“A mão que afaga é a
mesma que apedreja.”
(Augusto dos Anjos)
Em crônica anterior contei como um maníaco, José Vilarim Neto, quase extermina toda uma família. Durante um acesso de desequilíbrio matou duas irmãs, a avó destas e uma empregadinha grávida. Praticou necrofilia com um dos corpos, cavou um grande buraco no quintal da Granja Capim Macio, onde ocorreram os crimes, e depois esperou para matar a mãe da família, a alemã Ruth Looman e a sua filha mais nova. Ela e a menina conseguiram sobreviver, após brutal luta da mulher com o Monstro de Capim Macio, como ele então ficou conhecido.
Se você rolar a página, logo abaixo encontrará a primeira crônica.
Hoje, contarei como, cerca de 20 anos após os crimes, voltei ao local para uma nova matéria, numa nova tragédia, ocorrida ali, na Granja Capim Macio, um local habitado pela dor.
Fazendo uma viagem no tempo, vamos retroceder: eram seis horas da manhã de um dia entre janeiro a março de 1975, quando a Kombi do Diário esbarrou à minha porta, com a buzina aos berros. De dentro do carro saltou o magérrimo, capetíssimo, elétrico fotógrafo Paulo Saulo, cuja máquina há muito parou de bater.

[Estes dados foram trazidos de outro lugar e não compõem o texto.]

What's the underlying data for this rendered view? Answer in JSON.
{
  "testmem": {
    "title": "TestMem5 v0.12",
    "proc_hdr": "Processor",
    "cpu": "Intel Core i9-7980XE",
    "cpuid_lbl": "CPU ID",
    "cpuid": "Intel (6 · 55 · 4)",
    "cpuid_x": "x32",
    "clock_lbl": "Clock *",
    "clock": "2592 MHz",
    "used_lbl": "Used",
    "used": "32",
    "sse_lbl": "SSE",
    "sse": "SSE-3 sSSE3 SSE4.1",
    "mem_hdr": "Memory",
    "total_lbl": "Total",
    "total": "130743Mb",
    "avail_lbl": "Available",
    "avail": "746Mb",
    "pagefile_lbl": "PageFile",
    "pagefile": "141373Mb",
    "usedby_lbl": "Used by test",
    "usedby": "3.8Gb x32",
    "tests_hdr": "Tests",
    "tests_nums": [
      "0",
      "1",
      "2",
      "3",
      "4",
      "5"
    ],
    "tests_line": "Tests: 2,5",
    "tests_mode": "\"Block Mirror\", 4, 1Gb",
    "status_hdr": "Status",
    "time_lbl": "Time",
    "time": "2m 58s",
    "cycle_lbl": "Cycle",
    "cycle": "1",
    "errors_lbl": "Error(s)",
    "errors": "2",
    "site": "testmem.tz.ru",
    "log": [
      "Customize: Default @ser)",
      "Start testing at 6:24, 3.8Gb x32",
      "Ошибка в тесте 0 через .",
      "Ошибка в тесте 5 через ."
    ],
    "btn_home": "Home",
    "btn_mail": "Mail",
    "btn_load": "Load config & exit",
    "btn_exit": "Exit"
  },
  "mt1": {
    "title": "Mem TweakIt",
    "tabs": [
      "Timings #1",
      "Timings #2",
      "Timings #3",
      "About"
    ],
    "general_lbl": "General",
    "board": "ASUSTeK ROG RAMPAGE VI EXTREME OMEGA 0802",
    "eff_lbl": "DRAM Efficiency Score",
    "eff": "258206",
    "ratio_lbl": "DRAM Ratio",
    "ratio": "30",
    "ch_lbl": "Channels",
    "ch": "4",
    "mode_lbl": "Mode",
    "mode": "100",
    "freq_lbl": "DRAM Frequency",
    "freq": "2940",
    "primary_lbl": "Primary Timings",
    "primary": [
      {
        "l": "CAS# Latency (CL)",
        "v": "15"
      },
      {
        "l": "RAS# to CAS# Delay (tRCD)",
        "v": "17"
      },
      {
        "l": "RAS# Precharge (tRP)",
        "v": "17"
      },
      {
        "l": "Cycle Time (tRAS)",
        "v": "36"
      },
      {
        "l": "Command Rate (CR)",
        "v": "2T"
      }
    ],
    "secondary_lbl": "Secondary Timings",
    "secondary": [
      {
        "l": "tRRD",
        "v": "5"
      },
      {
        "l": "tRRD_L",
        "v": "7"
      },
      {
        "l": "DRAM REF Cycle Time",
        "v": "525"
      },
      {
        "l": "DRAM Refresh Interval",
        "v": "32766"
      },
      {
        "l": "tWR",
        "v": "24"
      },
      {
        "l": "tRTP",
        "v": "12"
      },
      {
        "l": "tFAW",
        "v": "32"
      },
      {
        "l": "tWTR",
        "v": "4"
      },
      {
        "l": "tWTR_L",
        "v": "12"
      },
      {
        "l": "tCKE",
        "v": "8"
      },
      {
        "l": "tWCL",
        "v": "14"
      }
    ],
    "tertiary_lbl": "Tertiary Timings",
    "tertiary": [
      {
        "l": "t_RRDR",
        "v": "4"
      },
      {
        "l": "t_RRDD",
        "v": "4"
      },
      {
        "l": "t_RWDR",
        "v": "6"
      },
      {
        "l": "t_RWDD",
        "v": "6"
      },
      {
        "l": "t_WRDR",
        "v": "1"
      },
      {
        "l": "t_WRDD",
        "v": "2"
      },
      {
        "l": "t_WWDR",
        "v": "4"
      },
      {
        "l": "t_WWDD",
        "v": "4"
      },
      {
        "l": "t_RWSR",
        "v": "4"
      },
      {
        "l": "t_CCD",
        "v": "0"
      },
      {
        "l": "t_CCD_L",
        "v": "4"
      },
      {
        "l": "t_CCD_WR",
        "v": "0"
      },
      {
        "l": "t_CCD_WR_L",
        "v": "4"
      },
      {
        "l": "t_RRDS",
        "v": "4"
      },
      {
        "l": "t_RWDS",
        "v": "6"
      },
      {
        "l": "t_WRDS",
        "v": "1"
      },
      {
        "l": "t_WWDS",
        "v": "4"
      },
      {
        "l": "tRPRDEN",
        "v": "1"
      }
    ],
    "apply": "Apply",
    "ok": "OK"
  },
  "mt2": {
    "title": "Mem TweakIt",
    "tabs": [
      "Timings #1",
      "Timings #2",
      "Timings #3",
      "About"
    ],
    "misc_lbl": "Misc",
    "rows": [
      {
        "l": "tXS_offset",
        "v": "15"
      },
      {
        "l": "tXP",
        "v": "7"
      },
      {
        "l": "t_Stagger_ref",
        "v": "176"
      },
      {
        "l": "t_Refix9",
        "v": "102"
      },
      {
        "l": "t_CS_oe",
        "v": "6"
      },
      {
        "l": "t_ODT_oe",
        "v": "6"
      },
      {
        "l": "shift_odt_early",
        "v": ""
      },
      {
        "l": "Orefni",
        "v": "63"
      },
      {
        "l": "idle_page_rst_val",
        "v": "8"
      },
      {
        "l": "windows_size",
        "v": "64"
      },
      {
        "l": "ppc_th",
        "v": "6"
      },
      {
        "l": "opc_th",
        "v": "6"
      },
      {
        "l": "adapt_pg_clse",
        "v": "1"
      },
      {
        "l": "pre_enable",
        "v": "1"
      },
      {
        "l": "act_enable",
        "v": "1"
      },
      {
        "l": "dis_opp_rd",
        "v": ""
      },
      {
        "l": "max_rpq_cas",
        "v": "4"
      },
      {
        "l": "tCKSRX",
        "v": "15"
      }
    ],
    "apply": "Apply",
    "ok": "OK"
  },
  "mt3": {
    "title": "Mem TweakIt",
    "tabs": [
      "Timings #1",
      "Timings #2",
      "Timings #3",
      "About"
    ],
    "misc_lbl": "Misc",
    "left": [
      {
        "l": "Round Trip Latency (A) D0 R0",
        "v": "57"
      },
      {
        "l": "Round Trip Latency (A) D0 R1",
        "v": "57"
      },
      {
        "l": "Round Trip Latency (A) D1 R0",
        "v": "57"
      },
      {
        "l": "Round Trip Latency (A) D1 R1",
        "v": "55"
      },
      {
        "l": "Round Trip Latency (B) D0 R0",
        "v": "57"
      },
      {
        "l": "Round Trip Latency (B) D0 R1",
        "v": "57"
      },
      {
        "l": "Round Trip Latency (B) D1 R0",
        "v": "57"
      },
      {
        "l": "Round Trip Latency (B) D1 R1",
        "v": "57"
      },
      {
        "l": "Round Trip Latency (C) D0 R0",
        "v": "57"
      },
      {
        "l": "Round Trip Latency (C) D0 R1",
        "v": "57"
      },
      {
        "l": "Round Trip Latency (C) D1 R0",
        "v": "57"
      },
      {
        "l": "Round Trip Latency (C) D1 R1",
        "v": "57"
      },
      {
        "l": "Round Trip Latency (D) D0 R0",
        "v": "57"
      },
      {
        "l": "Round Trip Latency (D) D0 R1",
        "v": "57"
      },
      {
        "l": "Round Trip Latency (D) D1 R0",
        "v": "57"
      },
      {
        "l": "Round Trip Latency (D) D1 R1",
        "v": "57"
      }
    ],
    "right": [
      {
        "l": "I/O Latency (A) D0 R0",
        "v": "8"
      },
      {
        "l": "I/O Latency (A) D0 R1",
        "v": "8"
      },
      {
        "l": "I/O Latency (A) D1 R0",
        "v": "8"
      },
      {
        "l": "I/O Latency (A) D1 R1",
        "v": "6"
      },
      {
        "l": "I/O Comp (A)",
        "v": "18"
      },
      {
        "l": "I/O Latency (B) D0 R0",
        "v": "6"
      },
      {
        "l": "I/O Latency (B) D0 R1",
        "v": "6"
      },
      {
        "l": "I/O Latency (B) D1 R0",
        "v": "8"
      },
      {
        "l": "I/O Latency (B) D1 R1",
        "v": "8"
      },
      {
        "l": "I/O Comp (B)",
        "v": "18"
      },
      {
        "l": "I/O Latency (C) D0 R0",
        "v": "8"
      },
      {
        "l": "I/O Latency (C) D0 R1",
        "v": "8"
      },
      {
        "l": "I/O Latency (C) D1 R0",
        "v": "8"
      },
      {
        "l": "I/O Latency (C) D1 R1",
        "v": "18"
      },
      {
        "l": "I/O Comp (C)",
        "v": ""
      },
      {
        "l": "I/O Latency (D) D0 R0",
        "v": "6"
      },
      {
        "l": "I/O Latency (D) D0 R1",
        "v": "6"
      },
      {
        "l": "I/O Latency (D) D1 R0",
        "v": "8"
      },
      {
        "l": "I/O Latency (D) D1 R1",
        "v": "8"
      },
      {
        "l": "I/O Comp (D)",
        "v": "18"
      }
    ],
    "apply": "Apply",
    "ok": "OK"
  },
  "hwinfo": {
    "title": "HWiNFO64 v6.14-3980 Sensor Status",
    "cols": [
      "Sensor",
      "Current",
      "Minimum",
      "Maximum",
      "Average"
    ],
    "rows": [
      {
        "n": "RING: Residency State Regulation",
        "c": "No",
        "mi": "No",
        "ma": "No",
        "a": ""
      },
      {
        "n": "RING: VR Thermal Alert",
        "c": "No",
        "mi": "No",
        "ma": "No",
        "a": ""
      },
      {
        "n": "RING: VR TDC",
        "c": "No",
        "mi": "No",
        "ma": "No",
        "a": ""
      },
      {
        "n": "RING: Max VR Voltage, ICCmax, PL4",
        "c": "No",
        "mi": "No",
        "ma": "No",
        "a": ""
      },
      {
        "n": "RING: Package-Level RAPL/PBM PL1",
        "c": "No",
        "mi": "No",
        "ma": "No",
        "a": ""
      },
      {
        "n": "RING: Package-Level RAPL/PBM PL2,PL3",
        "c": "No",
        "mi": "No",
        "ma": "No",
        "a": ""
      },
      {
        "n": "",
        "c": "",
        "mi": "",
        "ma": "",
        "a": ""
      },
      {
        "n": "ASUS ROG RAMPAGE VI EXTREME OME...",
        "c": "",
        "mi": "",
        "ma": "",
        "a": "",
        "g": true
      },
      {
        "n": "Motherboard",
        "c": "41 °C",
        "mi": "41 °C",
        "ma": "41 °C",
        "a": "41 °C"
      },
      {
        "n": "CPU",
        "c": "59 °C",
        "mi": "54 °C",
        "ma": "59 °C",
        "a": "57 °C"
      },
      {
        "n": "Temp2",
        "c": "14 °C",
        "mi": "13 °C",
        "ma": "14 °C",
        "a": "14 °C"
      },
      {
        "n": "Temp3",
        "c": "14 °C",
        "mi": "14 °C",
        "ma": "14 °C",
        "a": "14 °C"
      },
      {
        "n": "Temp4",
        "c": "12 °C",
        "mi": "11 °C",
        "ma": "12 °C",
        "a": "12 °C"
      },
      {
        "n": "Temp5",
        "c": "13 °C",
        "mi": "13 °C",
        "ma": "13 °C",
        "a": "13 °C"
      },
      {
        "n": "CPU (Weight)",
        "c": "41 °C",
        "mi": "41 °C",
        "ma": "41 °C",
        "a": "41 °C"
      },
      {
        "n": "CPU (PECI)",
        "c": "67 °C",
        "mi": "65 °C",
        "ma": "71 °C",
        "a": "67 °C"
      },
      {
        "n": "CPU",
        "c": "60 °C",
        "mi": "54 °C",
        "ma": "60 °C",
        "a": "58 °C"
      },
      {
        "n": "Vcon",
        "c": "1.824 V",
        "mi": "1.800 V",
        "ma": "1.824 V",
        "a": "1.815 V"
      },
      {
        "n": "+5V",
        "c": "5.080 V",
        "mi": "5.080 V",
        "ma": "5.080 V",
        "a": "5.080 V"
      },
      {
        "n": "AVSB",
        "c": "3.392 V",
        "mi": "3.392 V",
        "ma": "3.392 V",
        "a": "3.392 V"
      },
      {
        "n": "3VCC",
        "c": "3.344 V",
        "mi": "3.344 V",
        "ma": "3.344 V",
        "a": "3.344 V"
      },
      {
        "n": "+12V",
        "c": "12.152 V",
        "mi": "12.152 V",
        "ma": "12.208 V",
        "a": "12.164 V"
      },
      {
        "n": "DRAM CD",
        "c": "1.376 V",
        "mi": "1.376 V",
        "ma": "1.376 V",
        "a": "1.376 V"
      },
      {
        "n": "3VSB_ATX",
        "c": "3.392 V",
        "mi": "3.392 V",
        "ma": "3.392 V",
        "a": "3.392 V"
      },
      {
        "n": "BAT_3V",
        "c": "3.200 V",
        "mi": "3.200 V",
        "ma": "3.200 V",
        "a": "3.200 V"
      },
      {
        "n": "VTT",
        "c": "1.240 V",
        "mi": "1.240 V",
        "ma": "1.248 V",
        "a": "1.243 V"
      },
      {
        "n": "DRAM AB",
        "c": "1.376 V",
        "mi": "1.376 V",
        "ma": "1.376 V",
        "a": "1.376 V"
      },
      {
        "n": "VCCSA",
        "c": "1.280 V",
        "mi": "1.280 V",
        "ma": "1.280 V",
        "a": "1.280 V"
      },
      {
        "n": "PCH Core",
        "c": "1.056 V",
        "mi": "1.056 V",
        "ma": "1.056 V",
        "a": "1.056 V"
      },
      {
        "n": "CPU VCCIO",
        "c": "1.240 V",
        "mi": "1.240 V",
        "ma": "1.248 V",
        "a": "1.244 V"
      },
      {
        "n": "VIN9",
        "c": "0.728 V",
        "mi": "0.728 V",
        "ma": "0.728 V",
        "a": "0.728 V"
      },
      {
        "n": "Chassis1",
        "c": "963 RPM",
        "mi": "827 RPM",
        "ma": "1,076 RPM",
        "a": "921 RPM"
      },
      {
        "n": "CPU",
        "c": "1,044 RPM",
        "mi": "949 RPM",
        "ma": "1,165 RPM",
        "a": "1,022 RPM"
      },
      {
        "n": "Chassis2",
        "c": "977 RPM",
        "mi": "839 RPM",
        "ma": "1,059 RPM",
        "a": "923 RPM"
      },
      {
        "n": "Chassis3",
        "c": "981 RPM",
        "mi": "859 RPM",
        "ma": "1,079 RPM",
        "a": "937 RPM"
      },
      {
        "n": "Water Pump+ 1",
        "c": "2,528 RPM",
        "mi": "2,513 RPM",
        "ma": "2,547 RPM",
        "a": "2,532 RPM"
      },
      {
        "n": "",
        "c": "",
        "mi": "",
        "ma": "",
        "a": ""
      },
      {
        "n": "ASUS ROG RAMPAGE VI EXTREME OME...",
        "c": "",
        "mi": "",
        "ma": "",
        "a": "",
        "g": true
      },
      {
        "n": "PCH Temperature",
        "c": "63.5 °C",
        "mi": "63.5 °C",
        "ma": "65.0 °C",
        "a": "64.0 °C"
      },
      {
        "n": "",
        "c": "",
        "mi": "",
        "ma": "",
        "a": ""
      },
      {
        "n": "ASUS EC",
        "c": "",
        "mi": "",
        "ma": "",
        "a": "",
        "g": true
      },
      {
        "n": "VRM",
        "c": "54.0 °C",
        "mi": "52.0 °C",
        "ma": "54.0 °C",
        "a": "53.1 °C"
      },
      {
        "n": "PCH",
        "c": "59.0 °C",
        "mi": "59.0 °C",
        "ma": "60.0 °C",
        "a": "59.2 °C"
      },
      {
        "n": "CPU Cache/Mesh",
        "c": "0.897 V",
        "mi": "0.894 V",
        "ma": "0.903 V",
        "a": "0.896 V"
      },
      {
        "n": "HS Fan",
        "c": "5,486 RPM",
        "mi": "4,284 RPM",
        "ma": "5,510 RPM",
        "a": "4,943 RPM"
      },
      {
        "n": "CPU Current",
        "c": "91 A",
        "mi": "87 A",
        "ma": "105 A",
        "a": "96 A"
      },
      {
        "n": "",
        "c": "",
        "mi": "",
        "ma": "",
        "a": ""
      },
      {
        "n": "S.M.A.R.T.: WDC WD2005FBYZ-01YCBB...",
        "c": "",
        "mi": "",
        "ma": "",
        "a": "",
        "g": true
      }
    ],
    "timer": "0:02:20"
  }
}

“Barreto, vamos lá em Capim Macio, que mataram gente como o diabo” , foi logo avisando. Detalhe: eu tinha, no máximo, cinco meses de jornalismo e a matéria era muito difícil. Requeria: frieza para ver cenas de sangue, calma para anotar os dados, fontes na polícia, habilidade para entrevistar – sem chocar – os familiares sofridos e revoltados, faro para captar coisas que os outros jornalistass não estivessem vendo e, afinal, rapidez para fazer tudo isso, voltar à redação e produzir o melhor texto possível. E essa prática eu não tinha.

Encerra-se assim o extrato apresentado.